8.a.A Pool policy may contain provisions under which coverage is excluded during a period of twelve (12) months following the effective date of coverage with respect to a given covered person's preexisting condition, as long as:
(1)the condition manifested itself within a period of six (6) months before the effective date of coverage, or
(2)medical advice or treatment for the condition was recommended or received within a period of six (6) months before the effective date of coverage. The provisions of this paragraph shall not apply to a person who is a federally defined eligible individual.
b.The Board shall waive the twelve-month period if the person had continuous coverage under another policy with respect to the given condition within a period of six (6) months before the effective date of coverage under the Pool plan. The Board shall also waive any preexisting waiting periods for an applicant who is a federally defined eligible individual.
c.In the case of an individual who is eligible for the credit for health insurance costs under Section 35 of the Internal Revenue Code of 1986, the preexisting conditions limitation will not apply if the individual maintained creditable health insurance coverage for an aggregate period of three (3) months as of the date on which the individual seeks to enroll in coverage under the Pool plan, not counting any period prior to a sixty-three-day break in coverage.
9.a.No amounts paid or payable by Medicare or any other governmental program or any other insurance, or self-insurance maintained in lieu of otherwise statutorily required insurance, may be made or recognized as claims under such policy, or be recognized as or towards satisfaction of applicable deductibles or out-of-pocket maximums, or to reduce the limits of benefits available.

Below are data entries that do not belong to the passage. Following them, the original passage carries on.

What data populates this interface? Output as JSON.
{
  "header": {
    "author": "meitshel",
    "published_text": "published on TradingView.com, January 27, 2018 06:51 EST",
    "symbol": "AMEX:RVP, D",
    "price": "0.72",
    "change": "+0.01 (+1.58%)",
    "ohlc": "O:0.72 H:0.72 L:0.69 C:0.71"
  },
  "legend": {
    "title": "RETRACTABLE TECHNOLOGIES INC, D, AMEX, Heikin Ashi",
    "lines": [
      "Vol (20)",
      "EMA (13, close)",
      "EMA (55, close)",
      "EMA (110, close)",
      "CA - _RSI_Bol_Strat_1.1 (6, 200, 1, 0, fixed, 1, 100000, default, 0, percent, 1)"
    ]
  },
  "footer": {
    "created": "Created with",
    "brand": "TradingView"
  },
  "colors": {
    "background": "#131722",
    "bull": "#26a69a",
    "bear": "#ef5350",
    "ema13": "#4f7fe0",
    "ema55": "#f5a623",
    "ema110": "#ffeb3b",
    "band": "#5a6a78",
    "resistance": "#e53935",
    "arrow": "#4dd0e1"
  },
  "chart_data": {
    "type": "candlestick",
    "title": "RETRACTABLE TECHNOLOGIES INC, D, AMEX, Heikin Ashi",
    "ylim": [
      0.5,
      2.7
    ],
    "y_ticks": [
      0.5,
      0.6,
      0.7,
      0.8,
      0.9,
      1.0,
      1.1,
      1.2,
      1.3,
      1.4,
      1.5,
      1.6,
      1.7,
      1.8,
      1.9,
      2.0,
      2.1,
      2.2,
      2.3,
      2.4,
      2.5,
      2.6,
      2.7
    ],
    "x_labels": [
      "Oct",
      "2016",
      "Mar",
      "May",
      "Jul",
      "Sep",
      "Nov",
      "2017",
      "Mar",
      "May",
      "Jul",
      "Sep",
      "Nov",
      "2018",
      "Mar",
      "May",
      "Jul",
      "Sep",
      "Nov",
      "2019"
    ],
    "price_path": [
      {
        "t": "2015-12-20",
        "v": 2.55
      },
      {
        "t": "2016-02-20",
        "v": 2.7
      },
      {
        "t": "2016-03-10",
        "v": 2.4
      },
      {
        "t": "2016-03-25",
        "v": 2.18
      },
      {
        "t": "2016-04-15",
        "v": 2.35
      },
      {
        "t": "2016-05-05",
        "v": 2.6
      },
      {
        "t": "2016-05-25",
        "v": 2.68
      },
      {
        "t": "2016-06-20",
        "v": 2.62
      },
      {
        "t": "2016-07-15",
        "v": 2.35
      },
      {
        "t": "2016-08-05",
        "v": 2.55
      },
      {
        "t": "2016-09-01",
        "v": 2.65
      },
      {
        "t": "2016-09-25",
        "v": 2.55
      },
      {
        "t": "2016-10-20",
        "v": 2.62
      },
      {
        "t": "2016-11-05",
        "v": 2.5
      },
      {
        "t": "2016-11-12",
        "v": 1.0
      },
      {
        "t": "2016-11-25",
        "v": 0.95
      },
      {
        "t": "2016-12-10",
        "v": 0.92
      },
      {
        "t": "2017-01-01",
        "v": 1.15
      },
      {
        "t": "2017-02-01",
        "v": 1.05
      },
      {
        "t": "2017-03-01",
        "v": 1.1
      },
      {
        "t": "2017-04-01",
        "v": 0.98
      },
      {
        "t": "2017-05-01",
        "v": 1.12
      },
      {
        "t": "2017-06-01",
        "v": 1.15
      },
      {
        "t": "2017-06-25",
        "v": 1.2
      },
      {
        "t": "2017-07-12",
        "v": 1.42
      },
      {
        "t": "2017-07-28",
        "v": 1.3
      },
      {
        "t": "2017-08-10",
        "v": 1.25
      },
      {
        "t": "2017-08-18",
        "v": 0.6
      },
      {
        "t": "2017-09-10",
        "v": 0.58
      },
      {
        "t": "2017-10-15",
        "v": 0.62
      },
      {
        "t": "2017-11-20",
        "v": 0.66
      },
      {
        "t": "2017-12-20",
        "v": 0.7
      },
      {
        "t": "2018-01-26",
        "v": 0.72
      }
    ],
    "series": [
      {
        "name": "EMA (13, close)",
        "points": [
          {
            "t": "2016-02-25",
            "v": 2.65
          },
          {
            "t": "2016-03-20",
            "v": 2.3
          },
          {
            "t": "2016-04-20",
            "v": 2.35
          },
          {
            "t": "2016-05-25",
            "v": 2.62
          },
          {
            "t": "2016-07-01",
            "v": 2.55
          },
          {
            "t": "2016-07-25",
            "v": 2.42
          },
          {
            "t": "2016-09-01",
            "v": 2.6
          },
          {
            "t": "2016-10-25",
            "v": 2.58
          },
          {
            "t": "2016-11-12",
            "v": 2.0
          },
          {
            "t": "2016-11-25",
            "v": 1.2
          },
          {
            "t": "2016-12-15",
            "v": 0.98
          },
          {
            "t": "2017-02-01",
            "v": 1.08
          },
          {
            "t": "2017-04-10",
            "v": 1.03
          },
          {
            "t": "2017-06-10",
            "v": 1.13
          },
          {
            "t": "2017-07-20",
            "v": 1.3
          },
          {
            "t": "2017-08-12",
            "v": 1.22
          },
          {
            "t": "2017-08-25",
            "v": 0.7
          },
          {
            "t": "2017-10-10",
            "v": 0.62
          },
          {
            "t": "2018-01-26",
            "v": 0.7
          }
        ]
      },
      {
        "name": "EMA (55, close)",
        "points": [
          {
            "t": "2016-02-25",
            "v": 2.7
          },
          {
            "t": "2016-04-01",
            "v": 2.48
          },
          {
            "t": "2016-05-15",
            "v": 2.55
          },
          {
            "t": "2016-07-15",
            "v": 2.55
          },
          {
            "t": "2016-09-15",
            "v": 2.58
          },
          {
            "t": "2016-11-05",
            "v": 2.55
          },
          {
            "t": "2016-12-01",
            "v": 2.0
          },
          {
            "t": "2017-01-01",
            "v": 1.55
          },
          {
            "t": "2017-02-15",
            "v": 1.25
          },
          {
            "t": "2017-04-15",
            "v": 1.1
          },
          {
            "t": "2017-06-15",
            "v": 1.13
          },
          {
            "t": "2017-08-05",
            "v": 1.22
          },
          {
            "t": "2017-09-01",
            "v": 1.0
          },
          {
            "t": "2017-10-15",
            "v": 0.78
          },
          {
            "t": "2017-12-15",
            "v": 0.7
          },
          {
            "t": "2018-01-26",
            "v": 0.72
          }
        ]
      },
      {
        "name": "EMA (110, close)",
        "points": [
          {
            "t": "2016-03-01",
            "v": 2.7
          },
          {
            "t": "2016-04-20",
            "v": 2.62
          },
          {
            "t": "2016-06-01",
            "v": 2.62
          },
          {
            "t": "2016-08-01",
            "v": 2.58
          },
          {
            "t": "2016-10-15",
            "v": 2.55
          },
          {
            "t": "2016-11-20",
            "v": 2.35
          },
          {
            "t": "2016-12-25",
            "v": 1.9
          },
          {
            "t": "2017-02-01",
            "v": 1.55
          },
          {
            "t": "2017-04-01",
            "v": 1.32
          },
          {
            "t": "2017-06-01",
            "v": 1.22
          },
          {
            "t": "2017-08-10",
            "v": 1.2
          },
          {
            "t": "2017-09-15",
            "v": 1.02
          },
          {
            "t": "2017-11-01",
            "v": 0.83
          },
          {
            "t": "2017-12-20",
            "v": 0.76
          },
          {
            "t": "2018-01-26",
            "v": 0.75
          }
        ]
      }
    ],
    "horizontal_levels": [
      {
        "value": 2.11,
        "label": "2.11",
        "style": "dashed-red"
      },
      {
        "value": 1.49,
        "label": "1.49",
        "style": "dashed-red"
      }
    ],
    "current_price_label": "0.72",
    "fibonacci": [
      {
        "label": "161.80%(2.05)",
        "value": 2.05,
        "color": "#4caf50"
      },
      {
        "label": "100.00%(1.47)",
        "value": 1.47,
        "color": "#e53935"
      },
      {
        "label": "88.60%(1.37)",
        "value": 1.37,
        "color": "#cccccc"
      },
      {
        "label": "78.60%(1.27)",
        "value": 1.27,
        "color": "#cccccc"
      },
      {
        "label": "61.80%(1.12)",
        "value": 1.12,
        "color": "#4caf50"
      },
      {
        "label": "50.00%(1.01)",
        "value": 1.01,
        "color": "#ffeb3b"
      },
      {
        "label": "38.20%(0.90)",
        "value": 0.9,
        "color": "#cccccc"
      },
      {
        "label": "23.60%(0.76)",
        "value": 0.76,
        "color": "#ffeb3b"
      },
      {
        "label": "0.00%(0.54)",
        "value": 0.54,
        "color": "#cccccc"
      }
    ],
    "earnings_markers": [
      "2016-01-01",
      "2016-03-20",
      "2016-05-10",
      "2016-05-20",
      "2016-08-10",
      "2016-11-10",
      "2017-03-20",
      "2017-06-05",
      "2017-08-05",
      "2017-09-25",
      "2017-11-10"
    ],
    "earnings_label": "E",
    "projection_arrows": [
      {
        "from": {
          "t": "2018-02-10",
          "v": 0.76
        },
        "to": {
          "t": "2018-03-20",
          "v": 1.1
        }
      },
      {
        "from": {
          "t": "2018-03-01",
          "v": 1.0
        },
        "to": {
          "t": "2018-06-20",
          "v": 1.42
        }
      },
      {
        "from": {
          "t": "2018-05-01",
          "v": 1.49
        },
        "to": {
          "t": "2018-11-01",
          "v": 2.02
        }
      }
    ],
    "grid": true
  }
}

b.The Board shall have a cause of action against a covered person for any benefits paid to a covered person which should not have been claimed or recognized as claims because of the provisions of this paragraph, or because otherwise not covered.
Added by Laws 1995, c. 250, § 12, eff. July 1, 1995. Amended by Laws 1996, c. 249, § 7, emerg. eff. May 28, 1996; Laws 1997, c. 180, § 7, emerg. eff. May 12, 1997; Laws 2002, c. 439, § 7, eff. July 1, 2002; Laws 2004, c. 274, § 20, eff. July 1, 2004; Laws 2008, c. 404, § 6, eff. July 1, 2009; Laws 2011, c. 175, § 2.
Note
NOTE: Laws 1996, c. 246, § 24 repealed by Laws 1996, c. 249, § 9, emerg. eff. May 28, 1996.